II] Écrit d'appropriation /10

Imaginez la réponse que Zola envoie au journaliste Ferragus pour défendre son œuvre contre les critiques qu'elle
subit ici. Vous inventerez et rédigerez cet article de presse écrit par Zola pour se défendre. Vous devrez respecter les
critères suivants :
- Vous trouverez au moins deux arguments solides qu'aurait pu utiliser Zola pour défendre son œuvre.
- Chacun des arguments devra être illustré par au moins deux exemples précis et détaillés (issus de Thérèse
Raquin). Vous montrerez ainsi votre connaissance de l'oeuvre intégrale.
- Vous veillerez à la qualité de votre style et de votre expression écrite : vous devez incarner E. Zola et écrire
comme lui.
- Votre article de presse devra être divisé en plusieurs paragraphes, chacun centré sur un point précis.

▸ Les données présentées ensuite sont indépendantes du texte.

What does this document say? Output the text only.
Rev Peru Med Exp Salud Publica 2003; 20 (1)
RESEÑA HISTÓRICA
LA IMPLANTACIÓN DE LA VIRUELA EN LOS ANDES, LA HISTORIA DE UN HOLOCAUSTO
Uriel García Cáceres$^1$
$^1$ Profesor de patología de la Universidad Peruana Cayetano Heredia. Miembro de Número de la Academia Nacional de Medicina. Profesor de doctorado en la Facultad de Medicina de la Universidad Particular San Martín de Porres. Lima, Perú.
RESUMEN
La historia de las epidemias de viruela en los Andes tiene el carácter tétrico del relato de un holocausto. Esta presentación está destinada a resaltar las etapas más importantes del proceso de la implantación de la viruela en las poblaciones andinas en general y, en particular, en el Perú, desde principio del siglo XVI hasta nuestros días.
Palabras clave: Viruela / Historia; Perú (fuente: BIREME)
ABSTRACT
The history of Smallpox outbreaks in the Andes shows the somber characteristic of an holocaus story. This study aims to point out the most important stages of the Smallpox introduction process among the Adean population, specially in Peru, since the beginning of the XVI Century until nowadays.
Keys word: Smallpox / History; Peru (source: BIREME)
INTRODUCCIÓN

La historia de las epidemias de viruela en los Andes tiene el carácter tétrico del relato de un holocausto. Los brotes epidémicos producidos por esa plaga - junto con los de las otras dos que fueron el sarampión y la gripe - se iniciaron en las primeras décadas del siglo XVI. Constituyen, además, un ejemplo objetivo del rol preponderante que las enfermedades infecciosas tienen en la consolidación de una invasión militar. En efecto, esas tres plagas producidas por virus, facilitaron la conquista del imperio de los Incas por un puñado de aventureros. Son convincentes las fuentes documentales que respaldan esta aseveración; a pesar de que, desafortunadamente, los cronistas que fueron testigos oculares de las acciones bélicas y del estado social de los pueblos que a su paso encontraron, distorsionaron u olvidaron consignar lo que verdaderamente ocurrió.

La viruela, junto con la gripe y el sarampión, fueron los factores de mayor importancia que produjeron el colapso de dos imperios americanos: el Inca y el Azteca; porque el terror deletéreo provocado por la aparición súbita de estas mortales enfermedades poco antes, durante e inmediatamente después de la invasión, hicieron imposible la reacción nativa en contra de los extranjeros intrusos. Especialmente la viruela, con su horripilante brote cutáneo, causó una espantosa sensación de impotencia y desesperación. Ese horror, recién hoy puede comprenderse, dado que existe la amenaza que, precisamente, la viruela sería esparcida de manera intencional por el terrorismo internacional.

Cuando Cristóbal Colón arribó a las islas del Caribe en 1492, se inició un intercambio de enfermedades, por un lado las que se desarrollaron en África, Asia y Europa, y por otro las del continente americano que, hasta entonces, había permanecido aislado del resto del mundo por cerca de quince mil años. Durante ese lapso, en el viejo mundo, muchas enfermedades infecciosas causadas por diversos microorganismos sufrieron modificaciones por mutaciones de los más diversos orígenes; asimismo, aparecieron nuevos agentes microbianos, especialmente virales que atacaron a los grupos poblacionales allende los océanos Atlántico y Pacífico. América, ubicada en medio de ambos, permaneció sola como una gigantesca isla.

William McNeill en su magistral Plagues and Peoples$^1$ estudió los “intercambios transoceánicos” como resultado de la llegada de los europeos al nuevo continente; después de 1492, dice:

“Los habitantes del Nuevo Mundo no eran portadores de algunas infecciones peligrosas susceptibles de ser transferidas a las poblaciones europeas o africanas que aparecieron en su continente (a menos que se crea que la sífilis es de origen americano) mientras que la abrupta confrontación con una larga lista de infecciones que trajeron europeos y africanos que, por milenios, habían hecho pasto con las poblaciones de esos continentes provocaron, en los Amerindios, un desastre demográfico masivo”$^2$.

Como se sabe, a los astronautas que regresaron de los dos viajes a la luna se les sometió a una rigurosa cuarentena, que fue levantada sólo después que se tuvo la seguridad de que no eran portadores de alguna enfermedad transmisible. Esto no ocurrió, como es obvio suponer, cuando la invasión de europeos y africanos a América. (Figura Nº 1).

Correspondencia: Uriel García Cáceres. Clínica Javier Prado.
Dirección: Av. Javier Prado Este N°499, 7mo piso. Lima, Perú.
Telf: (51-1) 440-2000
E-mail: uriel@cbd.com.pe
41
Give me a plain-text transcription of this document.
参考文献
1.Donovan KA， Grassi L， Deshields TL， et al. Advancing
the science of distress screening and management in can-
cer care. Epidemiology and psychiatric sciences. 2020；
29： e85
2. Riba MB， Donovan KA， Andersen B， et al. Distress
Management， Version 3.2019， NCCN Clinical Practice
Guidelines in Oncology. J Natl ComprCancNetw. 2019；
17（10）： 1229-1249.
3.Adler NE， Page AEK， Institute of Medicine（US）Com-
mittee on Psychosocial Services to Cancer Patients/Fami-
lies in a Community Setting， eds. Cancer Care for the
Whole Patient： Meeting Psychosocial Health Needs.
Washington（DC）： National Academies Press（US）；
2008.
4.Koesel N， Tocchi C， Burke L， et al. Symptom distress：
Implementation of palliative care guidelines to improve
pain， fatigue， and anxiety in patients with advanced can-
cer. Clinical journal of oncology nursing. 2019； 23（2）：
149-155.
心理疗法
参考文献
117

- Pour inventer une réponse de qualité, votre rédaction devra faire au moins une page. La qualité de l'argumentation
implique aussi la quantité.

N.B 1: vos exemples ne doivent pas uniquement s'inspirer de ce qui a été vu en cours. Vous devrez trouver
également des exemples issus de votre lecture autonome et personnelle de Thérèse Raquin.
N.B 2 : toute trace de triche sera sanctionnée par un 0.